A plan to lease six Apaches to the Iraqi government is on hold in the Senate. Frustrated by U.S. reluctance to sell Apaches, the Iraqis have turned to Russia, which delivered four Mi-35 attack helicopters last month and planned to provide more than two dozen more. Meanwhile, cities and towns like Mosul, Haditha and Baqouba that U.S. forces fought to control during the 2007 and 2008 troop surge have been the scene of bloody Qaida attacks.

Using extortion and playing on Sunni grievances against Mr. Maliki's Shia-dominated government, the al-Qaida affiliate is largely self-financing. One Iraqi politician, who asked not to be named to avoid retaliation, said al-Qaida militants had even begun to extort money from shopkeepers in Ramadi, Anbar's provincial capital.
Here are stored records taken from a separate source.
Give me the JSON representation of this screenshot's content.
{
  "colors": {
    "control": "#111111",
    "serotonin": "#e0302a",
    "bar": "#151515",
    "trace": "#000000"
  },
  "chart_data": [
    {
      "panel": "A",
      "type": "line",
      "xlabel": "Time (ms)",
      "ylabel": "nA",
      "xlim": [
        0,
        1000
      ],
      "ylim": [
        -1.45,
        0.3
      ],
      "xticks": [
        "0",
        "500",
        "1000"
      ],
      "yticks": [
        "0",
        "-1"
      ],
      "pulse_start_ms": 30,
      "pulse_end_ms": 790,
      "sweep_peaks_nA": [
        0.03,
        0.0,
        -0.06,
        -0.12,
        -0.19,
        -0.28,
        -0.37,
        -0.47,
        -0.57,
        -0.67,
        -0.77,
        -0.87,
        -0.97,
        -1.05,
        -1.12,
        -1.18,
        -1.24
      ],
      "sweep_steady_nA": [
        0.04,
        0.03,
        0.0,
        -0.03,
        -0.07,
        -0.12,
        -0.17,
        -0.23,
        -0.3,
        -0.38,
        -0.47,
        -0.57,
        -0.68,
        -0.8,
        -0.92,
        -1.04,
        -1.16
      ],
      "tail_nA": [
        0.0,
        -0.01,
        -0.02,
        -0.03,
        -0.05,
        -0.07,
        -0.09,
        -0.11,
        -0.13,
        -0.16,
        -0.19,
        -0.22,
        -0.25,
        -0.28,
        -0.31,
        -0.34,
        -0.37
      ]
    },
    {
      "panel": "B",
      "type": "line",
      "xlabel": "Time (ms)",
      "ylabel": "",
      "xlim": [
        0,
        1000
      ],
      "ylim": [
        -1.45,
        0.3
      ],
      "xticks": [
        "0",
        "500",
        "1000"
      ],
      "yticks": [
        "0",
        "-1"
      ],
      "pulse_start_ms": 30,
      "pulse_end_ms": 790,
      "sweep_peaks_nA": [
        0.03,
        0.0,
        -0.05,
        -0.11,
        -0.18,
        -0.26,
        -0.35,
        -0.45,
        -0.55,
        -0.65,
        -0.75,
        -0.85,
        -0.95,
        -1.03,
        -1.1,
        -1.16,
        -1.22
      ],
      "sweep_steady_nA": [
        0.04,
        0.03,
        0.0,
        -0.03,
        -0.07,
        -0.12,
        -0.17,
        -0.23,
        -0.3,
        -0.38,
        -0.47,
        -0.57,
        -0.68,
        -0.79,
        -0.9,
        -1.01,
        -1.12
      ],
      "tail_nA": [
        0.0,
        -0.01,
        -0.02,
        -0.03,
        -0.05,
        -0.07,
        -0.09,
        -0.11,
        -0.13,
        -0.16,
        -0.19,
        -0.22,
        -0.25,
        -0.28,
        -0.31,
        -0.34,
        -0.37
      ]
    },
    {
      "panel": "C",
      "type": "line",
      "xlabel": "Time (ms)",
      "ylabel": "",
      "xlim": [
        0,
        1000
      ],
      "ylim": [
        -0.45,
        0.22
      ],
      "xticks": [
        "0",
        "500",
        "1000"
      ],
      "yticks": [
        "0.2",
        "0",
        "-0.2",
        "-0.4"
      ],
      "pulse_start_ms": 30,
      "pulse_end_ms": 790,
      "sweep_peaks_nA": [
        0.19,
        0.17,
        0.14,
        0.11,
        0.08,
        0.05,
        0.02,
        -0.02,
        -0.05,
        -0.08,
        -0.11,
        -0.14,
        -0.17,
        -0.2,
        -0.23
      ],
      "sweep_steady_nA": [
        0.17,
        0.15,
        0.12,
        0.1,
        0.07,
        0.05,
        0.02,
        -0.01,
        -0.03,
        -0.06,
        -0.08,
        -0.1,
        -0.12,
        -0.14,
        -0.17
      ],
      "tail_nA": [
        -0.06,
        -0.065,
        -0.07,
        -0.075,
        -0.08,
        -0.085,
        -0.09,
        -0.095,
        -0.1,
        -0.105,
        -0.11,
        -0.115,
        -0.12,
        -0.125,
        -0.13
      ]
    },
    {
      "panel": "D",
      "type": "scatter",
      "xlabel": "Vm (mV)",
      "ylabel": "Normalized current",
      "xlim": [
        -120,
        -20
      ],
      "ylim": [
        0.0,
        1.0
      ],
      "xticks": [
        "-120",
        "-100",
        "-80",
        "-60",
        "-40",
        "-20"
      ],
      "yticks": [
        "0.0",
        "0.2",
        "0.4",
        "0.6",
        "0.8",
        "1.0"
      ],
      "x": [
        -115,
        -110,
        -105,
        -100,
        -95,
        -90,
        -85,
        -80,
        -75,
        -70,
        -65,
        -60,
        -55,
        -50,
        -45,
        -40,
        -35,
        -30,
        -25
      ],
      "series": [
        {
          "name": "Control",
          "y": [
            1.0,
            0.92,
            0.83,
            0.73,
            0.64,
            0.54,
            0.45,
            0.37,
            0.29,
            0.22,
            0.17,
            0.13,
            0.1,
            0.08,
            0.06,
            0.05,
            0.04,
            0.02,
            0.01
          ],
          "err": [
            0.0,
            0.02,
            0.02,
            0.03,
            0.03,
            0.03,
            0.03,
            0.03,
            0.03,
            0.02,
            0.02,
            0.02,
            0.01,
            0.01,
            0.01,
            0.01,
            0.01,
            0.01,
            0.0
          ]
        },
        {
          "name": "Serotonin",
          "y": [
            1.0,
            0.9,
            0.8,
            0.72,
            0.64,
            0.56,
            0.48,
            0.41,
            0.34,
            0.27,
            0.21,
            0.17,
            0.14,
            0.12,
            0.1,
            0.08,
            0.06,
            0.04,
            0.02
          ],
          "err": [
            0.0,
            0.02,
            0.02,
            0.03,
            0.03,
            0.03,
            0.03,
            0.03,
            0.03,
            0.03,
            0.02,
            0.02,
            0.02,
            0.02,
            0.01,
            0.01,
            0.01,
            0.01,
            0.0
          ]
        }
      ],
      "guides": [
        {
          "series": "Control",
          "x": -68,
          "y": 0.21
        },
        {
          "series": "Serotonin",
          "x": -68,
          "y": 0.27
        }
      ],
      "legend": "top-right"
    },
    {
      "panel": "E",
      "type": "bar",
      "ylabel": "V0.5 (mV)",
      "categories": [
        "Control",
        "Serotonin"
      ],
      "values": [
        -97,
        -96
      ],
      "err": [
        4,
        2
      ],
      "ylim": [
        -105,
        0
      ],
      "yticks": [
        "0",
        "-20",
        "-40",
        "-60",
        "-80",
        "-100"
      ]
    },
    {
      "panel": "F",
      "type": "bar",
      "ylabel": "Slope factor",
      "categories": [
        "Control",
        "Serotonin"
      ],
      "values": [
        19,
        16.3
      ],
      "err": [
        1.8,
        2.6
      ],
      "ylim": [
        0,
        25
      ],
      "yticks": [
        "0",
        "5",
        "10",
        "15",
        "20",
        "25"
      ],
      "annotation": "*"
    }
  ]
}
A number of factors are helping the al-Qaida affiliate. The terrorist group took advantage of the departure of U.S. forces to rebuild its operations in Iraq and push into Syria. Now that it has established a strong foothold in Syria, it is in turn using its base there to send suicide bombers into Iraq at a rate of 30 to 40 a month, using them against Shiites but also against Sunnis who are reluctant to cede control.

Ayad Shaker, a police officer in Anbar, said that al-Qaida had replenished its ranks with a series of prison breakouts and that the group had also grown stronger because of the limited abilities of Iraqi forces, the Syrian conflict and tensions between Mr. Maliki and the Sunnis.

Officer Shaker said that three close relatives had been killed by al-Qaida and that he had been wounded by bombs the group had planted.

"I fought al-Qaida," he said. "I am sad today when I see them have the highest authority in Anbar, moving and working under the sun without deterrent."

Tribune Washington Bureau contributed.